Again here is the repository for the Migraine Buddy Data Converter, which includes instructions on how to use it: https://github.com/rich-martinez/migraine-buddy-data-converter?tab=readme-ov-file#migraine-buddy-data-converter
…and how to get the most value out of your Migraine Buddy data: https://github.com/rich-martinez/migraine-buddy-data-converter?tab=readme-ov-file#best-practices
Here is an example of using the ouput of this tool to visualize the Migraine Buddy data: https://github.com/rich-martinez/migraine-buddy-data-converter?tab=readme-ov-file#example-visualization-result-using-grafana
I agree! The pain should be a graph to track. Especially with times so we can accurately record what is happening and when we took medication/tried relief methods.
Let the pain # and location be traceable by day even if it’s a multiday attack, because they change and progress

I would like to be able to track my average pain throughout the migrane rather than the peak pain. Say, for the first 3 hours I’m at a 6/10 for one hour I’m at a 9/10 and then the next 7 hours it’s weaning down to 0.
It would be nice to update both intensity of symptons and the pain to track how it changes or remains the same on an hourly basis. I think this would help track how long migranes are truely lasting vs.
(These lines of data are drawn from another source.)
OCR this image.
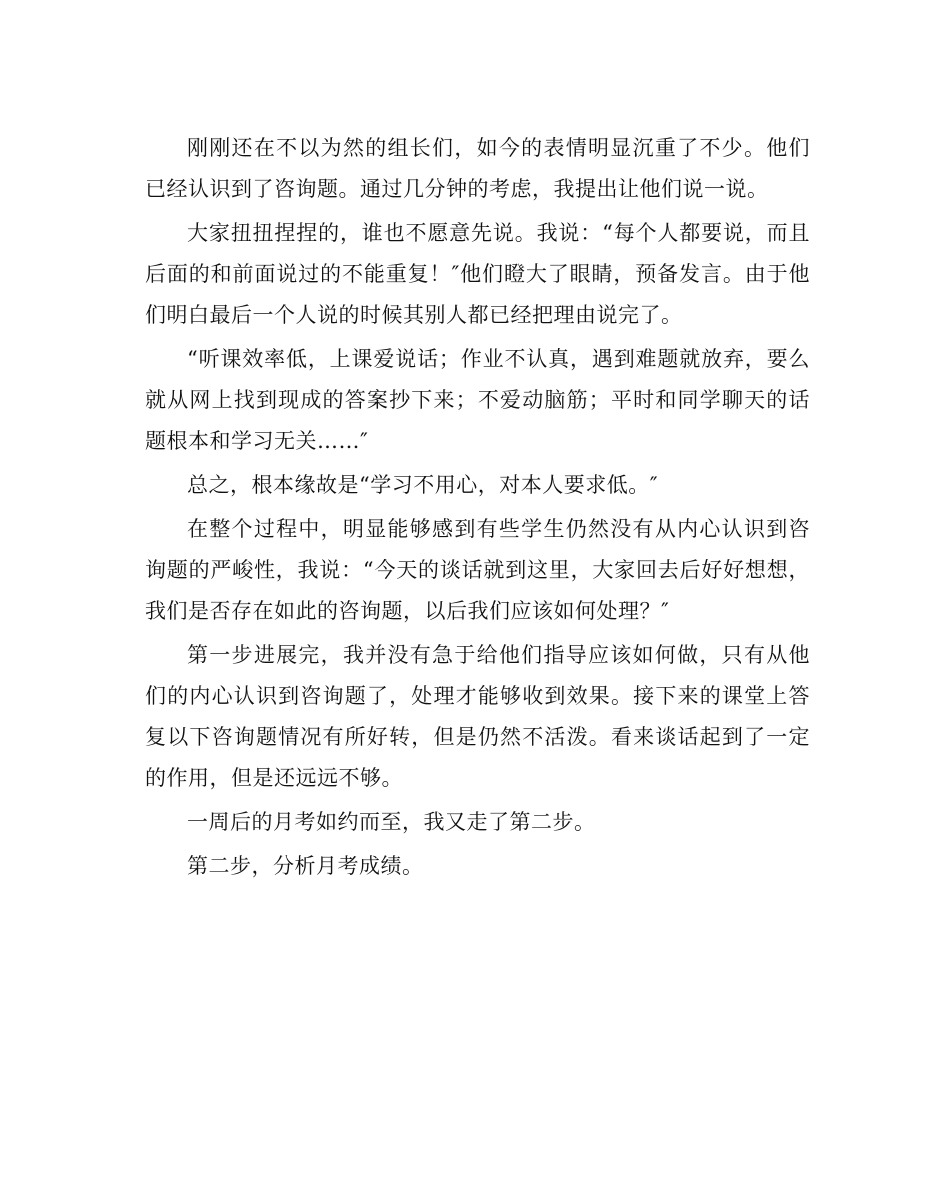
刚刚还在不以为然的组长们，如今的表情明显沉重了不少。他们已经认识到了咨询题。通过几分钟的考虑，我提出让他们说一说。

大家扭扭捏捏的，谁也不愿意先说。我说：“每个人都要说，而且后面的和前面说过的不能重复！″他们瞪大了眼睛，预备发言。由于他们明白最后一个人说的时候其别人都已经把理由说完了。

“听课效率低，上课爱说话；作业不认真，遇到难题就放弃，要么就从网上找到现成的答案抄下来；不爱动脑筋；平时和同学聊天的话题根本和学习无关……″

总之，根本缘故是“学习不用心，对本人要求低。″

在整个过程中，明显能够感到有些学生仍然没有从内心认识到咨询题的严峻性，我说：“今天的谈话就到这里，大家回去后好好想想，我们是否存在如此的咨询题，以后我们应该如何处理？″

第一步进展完，我并没有急于给他们指导应该如何做，只有从他们的内心认识到咨询题了，处理才能够收到效果。接下来的课堂上答复以下咨询题情况有所好转，但是仍然不活泼。看来谈话起到了一定的作用，但是还远远不够。

一周后的月考如约而至，我又走了第二步。

第二步，分析月考成绩。
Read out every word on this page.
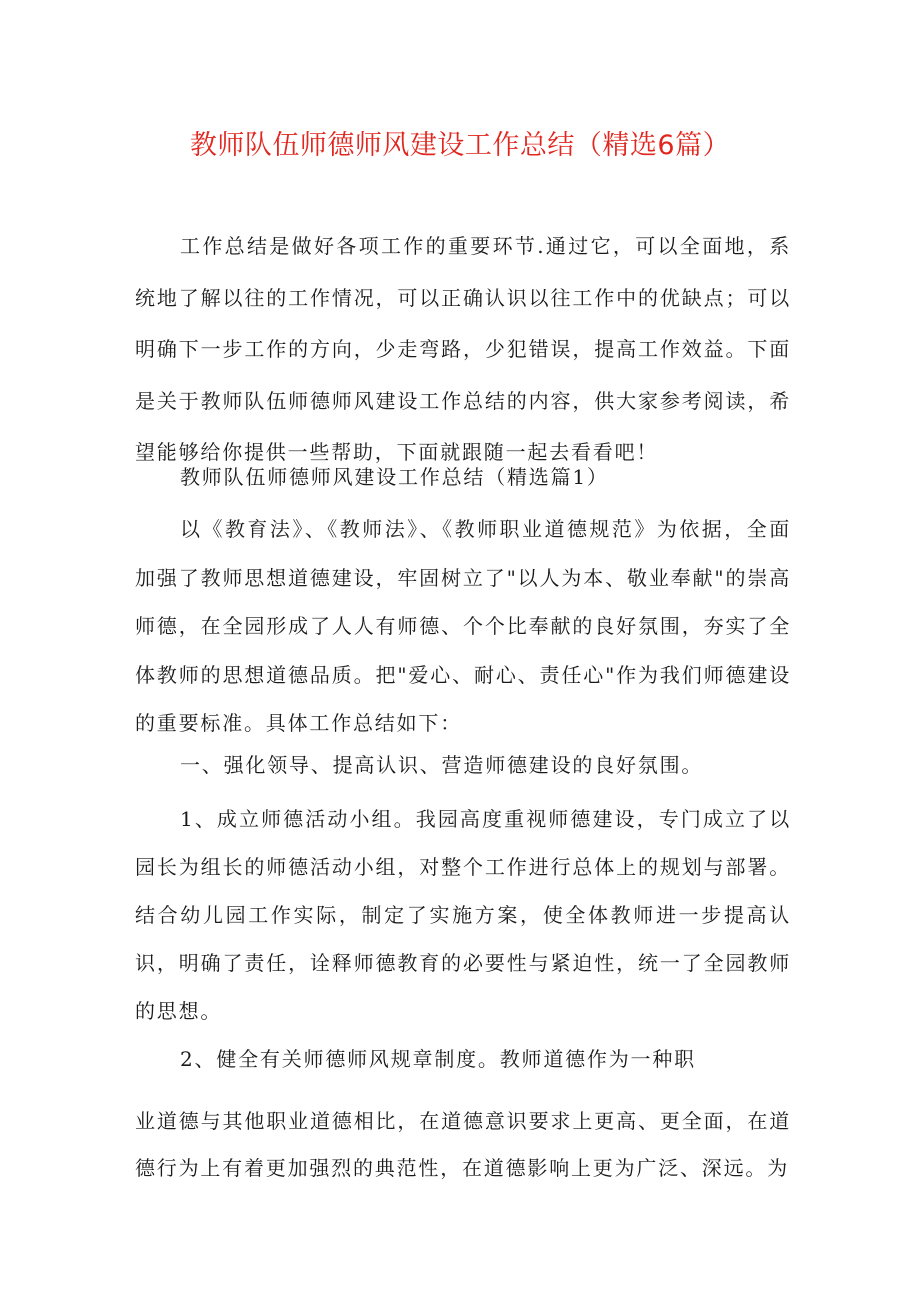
教师队伍师德师风建设工作总结（精选6篇）

工作总结是做好各项工作的重要环节.通过它，可以全面地，系统地了解以往的工作情况，可以正确认识以往工作中的优缺点；可以明确下一步工作的方向，少走弯路，少犯错误，提高工作效益。下面是关于教师队伍师德师风建设工作总结的内容，供大家参考阅读，希望能够给你提供一些帮助，下面就跟随一起去看看吧！

教师队伍师德师风建设工作总结（精选篇1）

以《教育法》、《教师法》、《教师职业道德规范》为依据，全面加强了教师思想道德建设，牢固树立了"以人为本、敬业奉献"的崇高师德，在全园形成了人人有师德、个个比奉献的良好氛围，夯实了全体教师的思想道德品质。把"爱心、耐心、责任心"作为我们师德建设的重要标准。具体工作总结如下：

一、强化领导、提高认识、营造师德建设的良好氛围。

1、成立师德活动小组。我园高度重视师德建设，专门成立了以园长为组长的师德活动小组，对整个工作进行总体上的规划与部署。结合幼儿园工作实际，制定了实施方案，使全体教师进一步提高认识，明确了责任，诠释师德教育的必要性与紧迫性，统一了全园教师的思想。

2、健全有关师德师风规章制度。教师道德作为一种职

业道德与其他职业道德相比，在道德意识要求上更高、更全面，在道德行为上有着更加强烈的典范性，在道德影响上更为广泛、深远。为
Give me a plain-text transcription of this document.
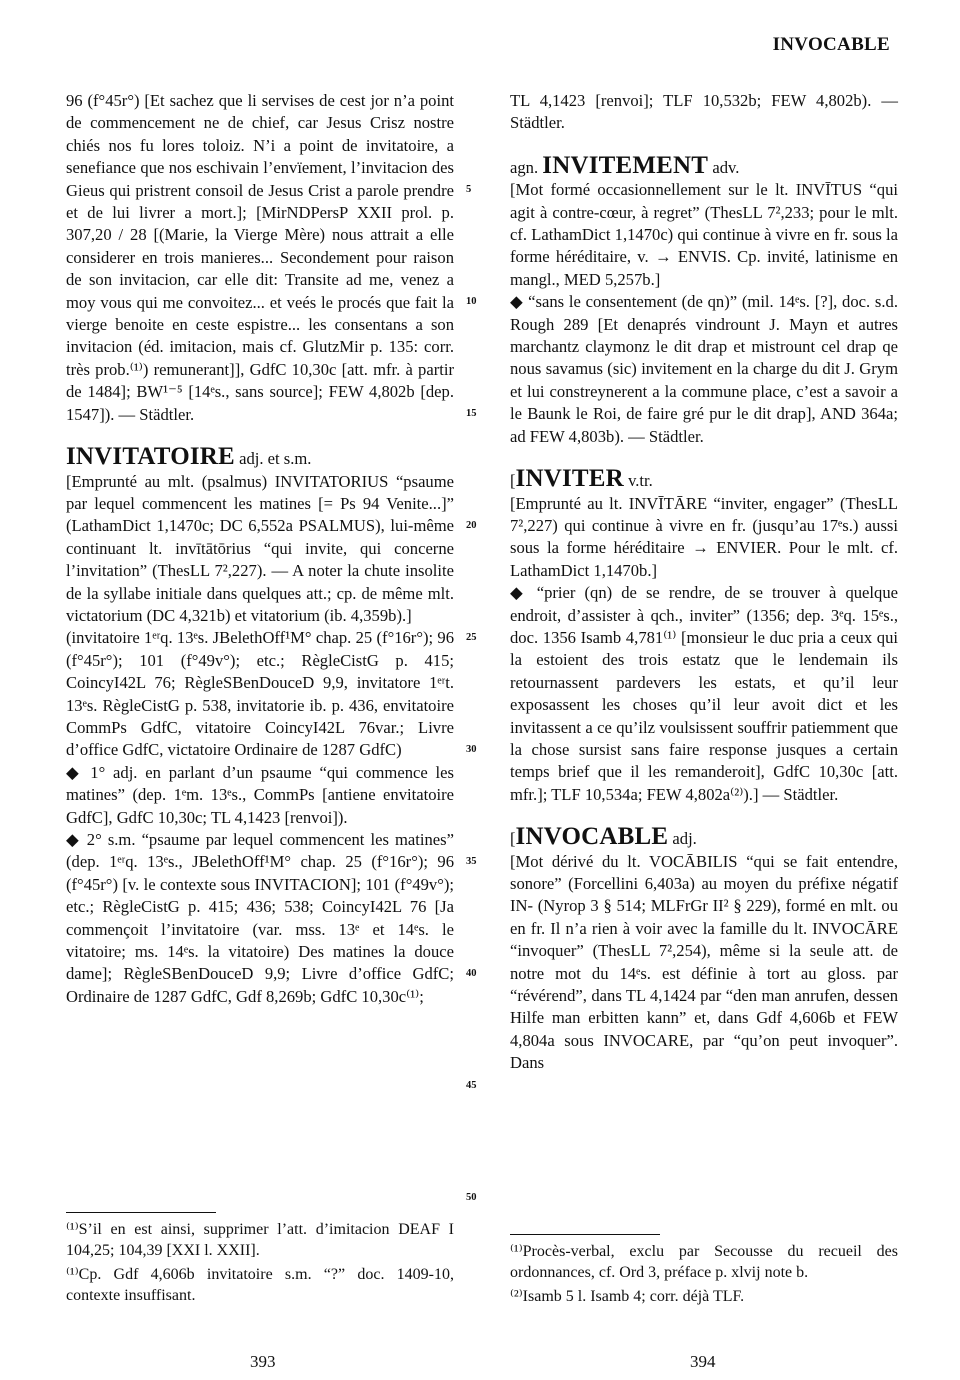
INVOCABLE

96 (f°45r°) [Et sachez que li servises de cest jor n’a point de commencement ne de chief, car Jesus Crisz nostre chiés nos fu lores toloiz. N’i a point de invitatoire, a senefiance que nos eschivain l’envïement, l’invitacion des Gieus qui pristrent consoil de Jesus Crist a parole prendre et de lui livrer a mort.]; [MirNDPersP XXII prol. p. 307,20 / 28 [(Marie, la Vierge Mère) nous attrait a elle considerer en trois manieres... Secondement pour raison de son invitacion, car elle dit: Transite ad me, venez a moy vous qui me convoitez... et veés le procés que fait la vierge benoite en ceste espistre... les consentans a son invitacion (éd. imitacion, mais cf. GlutzMir p. 135: corr. très prob.⁽¹⁾) remunerant]], GdfC 10,30c [att. mfr. à partir de 1484]; BW¹⁻⁵ [14ᵉs., sans source]; FEW 4,802b [dep. 1547]). — Städtler.

INVITATOIRE adj. et s.m.

[Emprunté au mlt. (psalmus) INVITATORIUS “psaume par lequel commencent les matines [= Ps 94 Venite...]” (LathamDict 1,1470c; DC 6,552a PSALMUS), lui-même continuant lt. invītātōrius “qui invite, qui concerne l’invitation” (ThesLL 7²,227). — A noter la chute insolite de la syllabe initiale dans quelques att.; cp. de même mlt. victatorium (DC 4,321b) et vitatorium (ib. 4,359b).]

(invitatoire 1ᵉʳq. 13ᵉs. JBelethOff¹M° chap. 25 (f°16r°); 96 (f°45r°); 101 (f°49v°); etc.; RègleCistG p. 415; CoincyI42L 76; RègleSBenDouceD 9,9, invitatore 1ᵉʳt. 13ᵉs. RègleCistG p. 538, invitatorie ib. p. 436, envitatoire CommPs GdfC, vitatoire CoincyI42L 76var.; Livre d’office GdfC, victatoire Ordinaire de 1287 GdfC)

◆ 1° adj. en parlant d’un psaume “qui commence les matines” (dep. 1ᵉm. 13ᵉs., CommPs [antiene envitatoire GdfC], GdfC 10,30c; TL 4,1423 [renvoi]).

◆ 2° s.m. “psaume par lequel commencent les matines” (dep. 1ᵉʳq. 13ᵉs., JBelethOff¹M° chap. 25 (f°16r°); 96 (f°45r°) [v. le contexte sous INVITACION]; 101 (f°49v°); etc.; RègleCistG p. 415; 436; 538; CoincyI42L 76 [Ja commençoit l’invitatoire (var. mss. 13ᵉ et 14ᵉs. le vitatoire; ms. 14ᵉs. la vitatoire) Des matines la douce dame]; RègleSBenDouceD 9,9; Livre d’office GdfC; Ordinaire de 1287 GdfC, Gdf 8,269b; GdfC 10,30c⁽¹⁾;

⁽¹⁾S’il en est ainsi, supprimer l’att. d’imitacion DEAF I 104,25; 104,39 [XXI l. XXII].

⁽¹⁾Cp. Gdf 4,606b invitatoire s.m. “?” doc. 1409-10, contexte insuffisant.

393
5
10
15
20
25
30
35
40
45
50

TL 4,1423 [renvoi]; TLF 10,532b; FEW 4,802b). — Städtler.

agn. INVITEMENT adv.

[Mot formé occasionnellement sur le lt. INVĪTUS “qui agit à contre-cœur, à regret” (ThesLL 7²,233; pour le mlt. cf. LathamDict 1,1470c) qui continue à vivre en fr. sous la forme héréditaire, v. → ENVIS. Cp. invité, latinisme en mangl., MED 5,257b.]

◆ “sans le consentement (de qn)” (mil. 14ᵉs. [?], doc. s.d. Rough 289 [Et denaprés vindrount J. Mayn et autres marchantz claymonz le dit drap et mistrount cel drap qe nous savamus (sic) invitement en la charge du dit J. Grym et lui constreynerent a la commune place, c’est a savoir a le Baunk le Roi, de faire gré pur le dit drap], AND 364a; ad FEW 4,803b). — Städtler.

[INVITER v.tr.

[Emprunté au lt. INVĪTĀRE “inviter, engager” (ThesLL 7²,227) qui continue à vivre en fr. (jusqu’au 17ᵉs.) aussi sous la forme héréditaire → ENVIER. Pour le mlt. cf. LathamDict 1,1470b.]

◆ “prier (qn) de se rendre, de se trouver à quelque endroit, d’assister à qch., inviter” (1356; dep. 3ᵉq. 15ᵉs., doc. 1356 Isamb 4,781⁽¹⁾ [monsieur le duc pria a ceux qui la estoient des trois estatz que le lendemain ils retournassent pardevers les estats, et qu’il leur exposassent les choses qu’il leur avoit dict et les invitassent a ce qu’ilz voulsissent souffrir patiemment que la chose sursist sans faire response jusques a certain temps brief que il les remanderoit], GdfC 10,30c [att. mfr.]; TLF 10,534a; FEW 4,802a⁽²⁾).] — Städtler.

[INVOCABLE adj.

[Mot dérivé du lt. VOCĀBILIS “qui se fait entendre, sonore” (Forcellini 6,403a) au moyen du préfixe négatif IN- (Nyrop 3 § 514; MLFrGr II² § 229), formé en mlt. ou en fr. Il n’a rien à voir avec la famille du lt. INVOCĀRE “invoquer” (ThesLL 7²,254), même si la seule att. de notre mot du 14ᵉs. est définie à tort au gloss. par “révérend”, dans TL 4,1424 par “den man anrufen, dessen Hilfe man erbitten kann” et, dans Gdf 4,606b et FEW 4,804a sous INVOCARE, par “qu’on peut invoquer”. Dans

⁽¹⁾Procès-verbal, exclu par Secousse du recueil des ordonnances, cf. Ord 3, préface p. xlvij note b.

⁽²⁾Isamb 5 l. Isamb 4; corr. déjà TLF.

394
How long it takes the brain to recover from the pain of them.
On the same topic, I’d like to be able to meld the prodome, migrane and postdrome together somehow. I was not able to log taking meds during the prodrome phase to contribute to migrane data, because I had to log them as two seperate attacks to differentiate the symptoms.

I was going to suggest this but I knew it had to have been suggested already. Second to this, it would be nice to have time stamps on posts and comments. That way when someone says “this feature is nearly ready” if that was posted a few days ago then I know it wasn’t forgotten about, if it was posted a year ago then it was likely forgotten 😆
Thank you Jenny. I will really benefit from the opportunity to track constant migraine. I’m only new to your app but very much appreciate your sincere interest in understanding and improving the app for all. Thank you!